Smith pense qu’en tout pays, la profusion ou l’impéritie de certains particuliers, et des administrateurs de la fortune publique, est plus que compensée par la frugalité de la majorité des citoyens, et par le soin qu’ils prennent de leurs intérêts[1]. Il paraît certain du moins que, de notre temps, presque toutes les nations européennes croissent en opulence ; ce qui ne peut avoir lieu sans que chacune, prise en masse, ne consomme improductivement moins qu’elle ne produit[2]. Les révolutions modernes même, n’ayant pas été suivies d’invasions durables, de ravages prolongés, comme les anciennes, et d’un autre côté ayant détruit certains préjugés, aiguisé les esprits et renversé d’incommodes barrières, semblent avoir été favorables plutôt que contraires aux progrès de l’opulence. Mais cette frugalité dont Smith fait honneur aux particuliers n’est-elle pas, en raison de quelques vices dans l’organisation politique, forcée chez la classe la plus nombreuse ? Est-il bien sûr que sa part des produits soit exactement proportionnée à la part qu’elle prend à la production ? Dans les pays qu’on regarde comme les plus riches, combien d’individus vivent dans une disette perpétuelle ! Combien de ménages, dans les villes comme dans les campagnes, dont la vie entière se compose de privations, et qui, entourés de tout ce qui est capable d’exciter les désirs, sont réduits à ne pouvoir satisfaire que leurs besoins les plus grossiers, comme s’ils vivaient dans un temps de barbarie, au milieu des nations les plus indigentes ! Ce ne sont pas les misérables qui font des épargnes ; car qui n’a pas de quoi vivre ne met guère de côté : c’est à leurs dépens que les épargnes sont faites.

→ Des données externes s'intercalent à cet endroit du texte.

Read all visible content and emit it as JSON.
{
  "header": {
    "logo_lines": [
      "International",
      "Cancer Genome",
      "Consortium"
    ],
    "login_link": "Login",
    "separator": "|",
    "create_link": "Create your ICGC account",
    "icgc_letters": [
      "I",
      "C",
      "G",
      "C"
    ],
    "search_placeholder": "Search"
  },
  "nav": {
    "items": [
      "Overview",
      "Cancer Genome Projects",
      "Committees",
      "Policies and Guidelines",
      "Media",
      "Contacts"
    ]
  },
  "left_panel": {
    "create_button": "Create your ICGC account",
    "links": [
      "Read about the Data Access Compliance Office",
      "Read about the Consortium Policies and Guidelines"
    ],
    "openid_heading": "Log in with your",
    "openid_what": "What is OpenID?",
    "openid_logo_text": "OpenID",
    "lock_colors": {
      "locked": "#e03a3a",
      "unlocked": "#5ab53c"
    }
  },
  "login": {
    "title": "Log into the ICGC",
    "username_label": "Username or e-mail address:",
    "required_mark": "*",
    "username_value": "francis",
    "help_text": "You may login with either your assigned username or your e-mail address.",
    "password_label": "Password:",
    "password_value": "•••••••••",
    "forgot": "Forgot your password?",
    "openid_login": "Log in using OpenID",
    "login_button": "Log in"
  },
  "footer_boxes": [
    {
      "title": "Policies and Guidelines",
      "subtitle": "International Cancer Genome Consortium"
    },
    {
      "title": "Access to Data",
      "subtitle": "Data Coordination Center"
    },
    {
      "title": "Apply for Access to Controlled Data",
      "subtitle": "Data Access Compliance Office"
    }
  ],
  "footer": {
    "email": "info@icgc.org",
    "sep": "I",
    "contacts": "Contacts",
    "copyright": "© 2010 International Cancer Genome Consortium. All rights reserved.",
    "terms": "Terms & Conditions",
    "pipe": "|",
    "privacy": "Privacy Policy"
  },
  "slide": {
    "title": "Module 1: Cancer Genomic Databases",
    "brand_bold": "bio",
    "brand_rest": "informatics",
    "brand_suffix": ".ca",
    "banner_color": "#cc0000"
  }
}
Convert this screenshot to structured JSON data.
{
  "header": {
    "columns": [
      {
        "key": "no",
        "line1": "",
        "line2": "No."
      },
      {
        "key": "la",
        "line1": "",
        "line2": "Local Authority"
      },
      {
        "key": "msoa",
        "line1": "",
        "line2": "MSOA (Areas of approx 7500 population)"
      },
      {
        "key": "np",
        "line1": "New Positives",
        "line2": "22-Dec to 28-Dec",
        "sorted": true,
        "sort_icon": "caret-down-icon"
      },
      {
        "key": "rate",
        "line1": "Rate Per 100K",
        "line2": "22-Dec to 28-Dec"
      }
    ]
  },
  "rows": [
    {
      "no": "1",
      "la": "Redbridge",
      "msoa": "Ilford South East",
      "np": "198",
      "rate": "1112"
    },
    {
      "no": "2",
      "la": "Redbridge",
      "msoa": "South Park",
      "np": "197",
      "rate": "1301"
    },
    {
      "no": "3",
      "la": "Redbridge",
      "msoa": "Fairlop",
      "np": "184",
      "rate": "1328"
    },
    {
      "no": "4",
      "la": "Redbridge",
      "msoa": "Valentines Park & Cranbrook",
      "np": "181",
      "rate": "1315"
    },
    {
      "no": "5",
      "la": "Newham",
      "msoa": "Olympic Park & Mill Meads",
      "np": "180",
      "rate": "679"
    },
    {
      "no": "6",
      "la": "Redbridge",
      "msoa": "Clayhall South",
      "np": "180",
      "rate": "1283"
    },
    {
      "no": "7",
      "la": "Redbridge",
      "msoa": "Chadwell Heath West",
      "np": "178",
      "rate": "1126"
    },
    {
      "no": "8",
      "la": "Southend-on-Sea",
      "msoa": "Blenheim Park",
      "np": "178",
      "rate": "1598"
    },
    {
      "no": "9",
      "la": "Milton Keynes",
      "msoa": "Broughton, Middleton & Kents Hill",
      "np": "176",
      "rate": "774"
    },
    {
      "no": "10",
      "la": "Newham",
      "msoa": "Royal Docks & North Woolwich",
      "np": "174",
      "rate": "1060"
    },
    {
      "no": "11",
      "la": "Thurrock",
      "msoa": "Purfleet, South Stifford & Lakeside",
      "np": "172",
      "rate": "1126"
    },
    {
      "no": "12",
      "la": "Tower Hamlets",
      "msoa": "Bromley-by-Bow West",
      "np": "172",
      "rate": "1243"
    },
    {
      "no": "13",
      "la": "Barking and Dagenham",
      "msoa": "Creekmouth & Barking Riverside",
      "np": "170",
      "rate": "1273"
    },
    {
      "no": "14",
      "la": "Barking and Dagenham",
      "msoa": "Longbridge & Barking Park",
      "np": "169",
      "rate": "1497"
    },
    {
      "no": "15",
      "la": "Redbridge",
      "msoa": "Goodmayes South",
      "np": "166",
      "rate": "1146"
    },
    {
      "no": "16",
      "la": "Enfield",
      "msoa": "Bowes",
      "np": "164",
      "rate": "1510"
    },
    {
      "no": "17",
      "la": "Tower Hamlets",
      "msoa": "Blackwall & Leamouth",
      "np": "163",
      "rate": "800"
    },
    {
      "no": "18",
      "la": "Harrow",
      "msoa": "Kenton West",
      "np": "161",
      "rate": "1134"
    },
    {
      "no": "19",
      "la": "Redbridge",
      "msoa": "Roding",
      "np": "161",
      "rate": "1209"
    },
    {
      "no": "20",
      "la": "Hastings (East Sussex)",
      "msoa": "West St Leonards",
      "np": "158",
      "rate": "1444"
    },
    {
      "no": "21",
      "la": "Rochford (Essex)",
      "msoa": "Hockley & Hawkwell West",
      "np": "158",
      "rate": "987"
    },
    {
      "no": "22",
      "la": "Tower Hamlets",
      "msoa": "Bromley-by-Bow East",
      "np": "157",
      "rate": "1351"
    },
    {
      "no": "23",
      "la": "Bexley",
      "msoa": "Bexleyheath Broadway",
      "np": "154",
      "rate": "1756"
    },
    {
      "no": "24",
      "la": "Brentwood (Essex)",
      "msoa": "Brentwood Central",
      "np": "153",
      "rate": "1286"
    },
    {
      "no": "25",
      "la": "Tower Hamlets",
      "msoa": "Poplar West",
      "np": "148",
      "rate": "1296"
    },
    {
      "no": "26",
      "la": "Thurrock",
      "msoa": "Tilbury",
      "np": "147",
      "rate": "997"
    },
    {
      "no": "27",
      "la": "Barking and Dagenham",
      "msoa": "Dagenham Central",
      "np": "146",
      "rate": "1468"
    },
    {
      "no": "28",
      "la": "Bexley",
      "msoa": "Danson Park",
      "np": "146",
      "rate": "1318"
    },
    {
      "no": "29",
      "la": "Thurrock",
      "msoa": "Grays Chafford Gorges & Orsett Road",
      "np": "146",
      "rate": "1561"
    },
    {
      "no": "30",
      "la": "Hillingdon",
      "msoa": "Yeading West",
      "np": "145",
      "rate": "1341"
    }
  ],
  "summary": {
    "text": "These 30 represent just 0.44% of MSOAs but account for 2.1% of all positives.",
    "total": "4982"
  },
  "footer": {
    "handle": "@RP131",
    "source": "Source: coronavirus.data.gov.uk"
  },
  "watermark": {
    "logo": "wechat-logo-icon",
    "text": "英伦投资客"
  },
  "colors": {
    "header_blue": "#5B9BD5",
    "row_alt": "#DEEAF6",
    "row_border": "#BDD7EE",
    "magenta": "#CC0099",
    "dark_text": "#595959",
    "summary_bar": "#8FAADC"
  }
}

Un riche sinécuriste enrichi des faveurs de la cour, fait des accumulations qui sont prises sur les impôts. Les impôts écrasent les entre-

  1. Rich. des Nat., liv. II, chap. 5
  2. Sauf cependant dans des instans de guerres cruelles ou de dilapidations excessives, comme celles qui ont eu lieu en France sous la domination de Bonaparte. On ne peut guère douter que, pendant cette époque désastreuse pour le pays, même dans les momens de triomphes militaires, il n’y ait eu beaucoup plus de capitaux entamés que de capitaux grossis par des épargnes. Les réquisitions, les destructions de la guerre, jointes aux dépenses forcées des particuliers, et aux impôts excessifs, ont indubitablement plus détruit de valeurs que les épargnes de quelques particuliers n’ont pu en replacer productivement. Le prince, qui voulait que les besoins de ses courtisans lui répondissent de leur soumission, les excitait à dissiper les revenus énormes qu’ils recueillaient de ses faveurs, de peur que leurs épargnes ne leur créassent une fortune qui les rendît indépendans.